Dans le port de Durrës, sous les grues vacillantes, une fine poussière blanche recouvre les tas de charbon. Contrôlée par nos marsouins, fusil d’assaut au creux du bas, la distribution de farine a commencé. Débarqués en Albanie sous l’œil des caméras, près de 6 000 hommes de troupe quadrillent le pays. Parmi eux, 1 000 soldats français. Sont-ils seulement venus pour veiller à la répartition équitable de l’huile et des légumes fournis par le Programme alimentaire mondial ? Non. L’aide humanitaire, comme souvent vaut à la fois nécessité et alibi. L’objectif est politique. La force internationale est là pour conforte la très jeune et branlante démocratie albanaise, rétablir un semblant d’ordre, garantir les élections générales du 29 juin et offrir un répit à son président élu, Sali Berisha, ancien cardiologue aux allures de Robert Mitchum, éduqué en France, opposant aussi résolu que tardif au système communiste le plus paranoïaque de la planète. Que s’est-il passé pour que cette ingérence apparaisse nécessaire ? De l’Albanie, née seulement en 1913, pays d’aigles et de montagne, misérable, partagés par la fracture entre l’Occident et l’Islam, coincé entre la Yougoslavie et la Grèce, nous ne connaissons que trois hommes : Enver Hoxha, le plus rébarbatif des dictateurs communistes, Hergé, qui en fit pour Tintin le royaume d’Ottokar, et Ismail Kadaré, admirable écrivain, longtemps docile au régime, qui par son art nous a fait aimer les Guègues du Nord et la Tosques du Sud, qui se mélangent mal pour composer un peuple de brutalité, de mémoire et de vendetta.

Enver Hoxha régna près de quarante ans. Il avait choisi la Chine cotre l’U.R.S.S. A la fin des années 80, l’Albanie ressemblait encore à un camp retranché et au cauchemar d’Orwell. Les routes étaient vides, les voitures interdites, et dans les H.L.M. construites à la campagne les cochons traînaient dans les escaliers.  Cent vingt mille termitières de béton parsemaient les champs en autant d’abris individuels.

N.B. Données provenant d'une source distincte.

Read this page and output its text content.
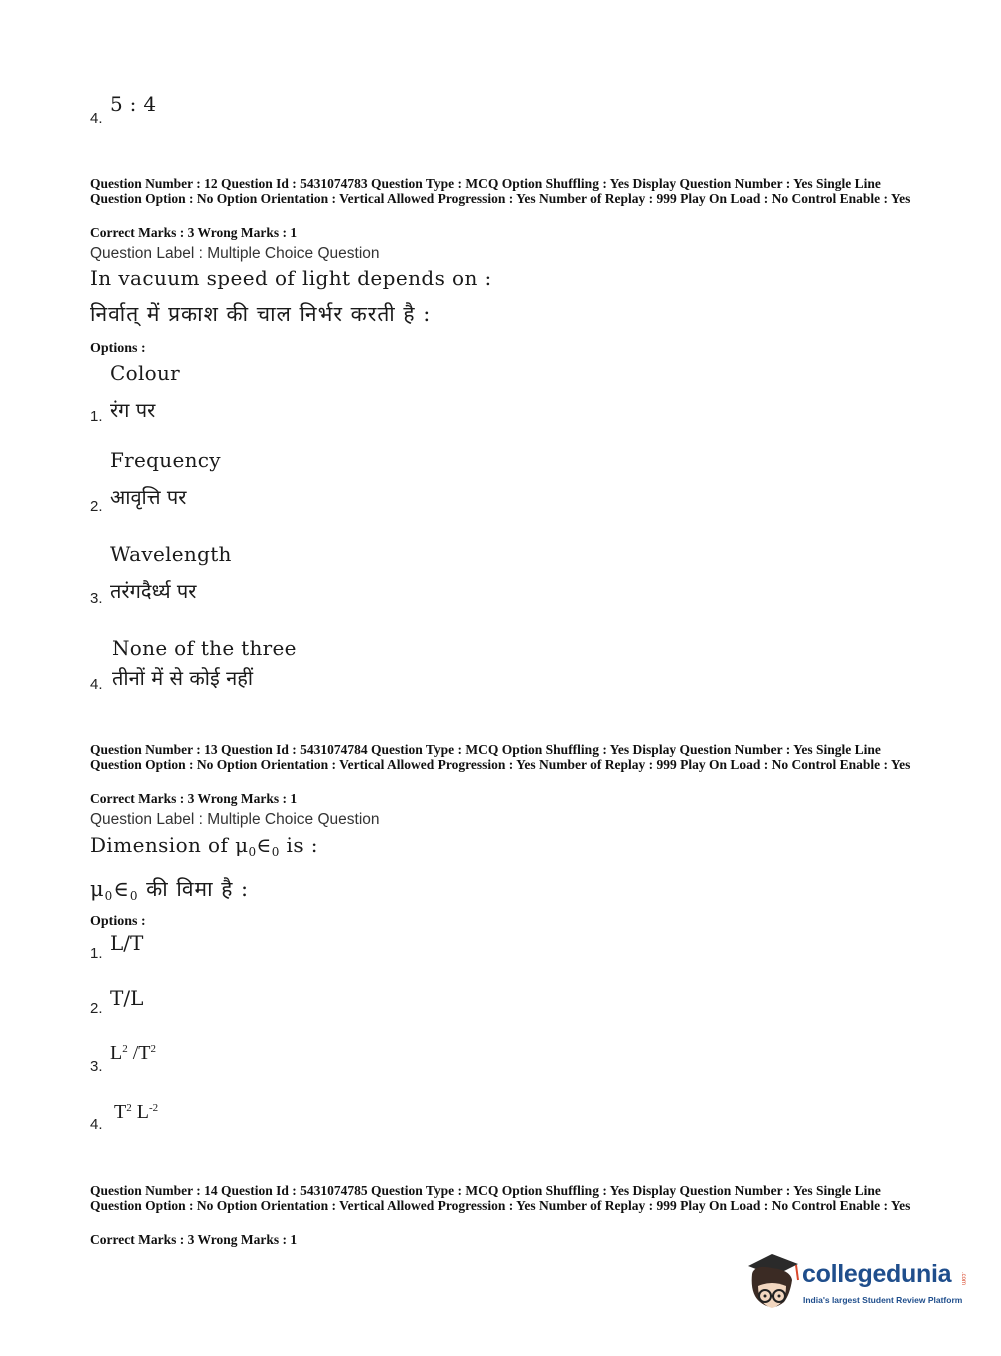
4.
5 : 4
Question Number : 12 Question Id : 5431074783 Question Type : MCQ Option Shuffling : Yes Display Question Number : Yes Single Line Question Option : No Option Orientation : Vertical Allowed Progression : Yes Number of Replay : 999 Play On Load : No Control Enable : Yes
Correct Marks : 3 Wrong Marks : 1
Question Label : Multiple Choice Question
In vacuum speed of light depends on :
निर्वात् में प्रकाश की चाल निर्भर करती है :
Options :
Colour
1. रंग पर
Frequency
2. आवृत्ति पर
Wavelength
3. तरंगदैर्ध्य पर
None of the three
4. तीनों में से कोई नहीं
Question Number : 13 Question Id : 5431074784 Question Type : MCQ Option Shuffling : Yes Display Question Number : Yes Single Line Question Option : No Option Orientation : Vertical Allowed Progression : Yes Number of Replay : 999 Play On Load : No Control Enable : Yes
Correct Marks : 3 Wrong Marks : 1
Question Label : Multiple Choice Question
Dimension of $\mu_0\in_0$ is :
$\mu_0\in_0$ की विमा है :
Options :
1. L/T
2. T/L
3.
$L^2$ $/T^2$
4.
$T^2$ $L^{-2}$
Question Number : 14 Question Id : 5431074785 Question Type : MCQ Option Shuffling : Yes Display Question Number : Yes Single Line Question Option : No Option Orientation : Vertical Allowed Progression : Yes Number of Replay : 999 Play On Load : No Control Enable : Yes
Correct Marks : 3 Wrong Marks : 1
collegedunia .com
India's largest Student Review Platform
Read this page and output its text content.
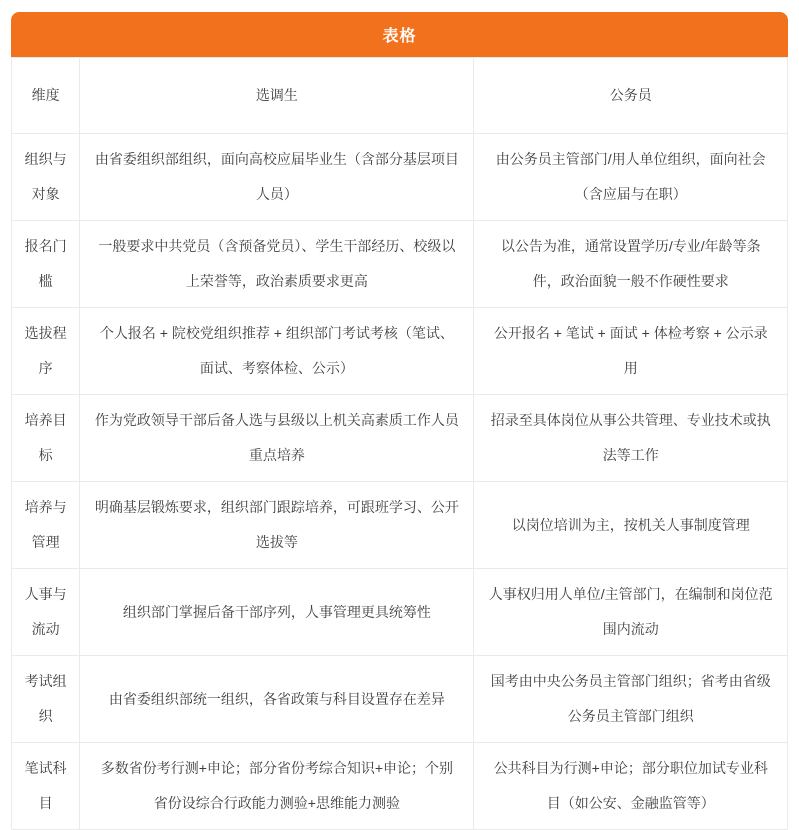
表格
维度	选调生	公务员
组织与对象	由省委组织部组织，面向高校应届毕业生（含部分基层项目人员）	由公务员主管部门/用人单位组织，面向社会（含应届与在职）
报名门槛	一般要求中共党员（含预备党员）、学生干部经历、校级以上荣誉等，政治素质要求更高	以公告为准，通常设置学历/专业/年龄等条件，政治面貌一般不作硬性要求
选拔程序	个人报名 + 院校党组织推荐 + 组织部门考试考核（笔试、面试、考察体检、公示）	公开报名 + 笔试 + 面试 + 体检考察 + 公示录用
培养目标	作为党政领导干部后备人选与县级以上机关高素质工作人员重点培养	招录至具体岗位从事公共管理、专业技术或执法等工作
培养与管理	明确基层锻炼要求，组织部门跟踪培养，可跟班学习、公开选拔等	以岗位培训为主，按机关人事制度管理
人事与流动	组织部门掌握后备干部序列，人事管理更具统筹性	人事权归用人单位/主管部门，在编制和岗位范围内流动
考试组织	由省委组织部统一组织，各省政策与科目设置存在差异	国考由中央公务员主管部门组织；省考由省级公务员主管部门组织
笔试科目	多数省份考行测+申论；部分省份考综合知识+申论；个别省份设综合行政能力测验+思维能力测验	公共科目为行测+申论；部分职位加试专业科目（如公安、金融监管等）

En 1992, Sali Berisha, chef de l’opposition, sortir l’Albanie de ce marxisme pastoral. Elu président, il oublia une part de ses principes et ne réussit pas le démarrage économique : la nation albanaise revenait de trop loin. Au début de l’année 1997, le scandale des banques spéculatives, sur le modèle de John Law sous Louis XV, plongea le pays dans le chaos : les plus pauvres avaient tout perdu. Les émeutes se succédaient. Les casernes furent pillées ; le Sud, manipulé par les anciens communistes et les mafias, fit dissidence. On refusa l’Etat : pas encore de guerre civile, mais le rejet des policiers. Certains en appelaient aux héritiers du roi Zog I. Une jacquerie, ou l’anarchie, ou la révolution ? Tout pouvait arriver.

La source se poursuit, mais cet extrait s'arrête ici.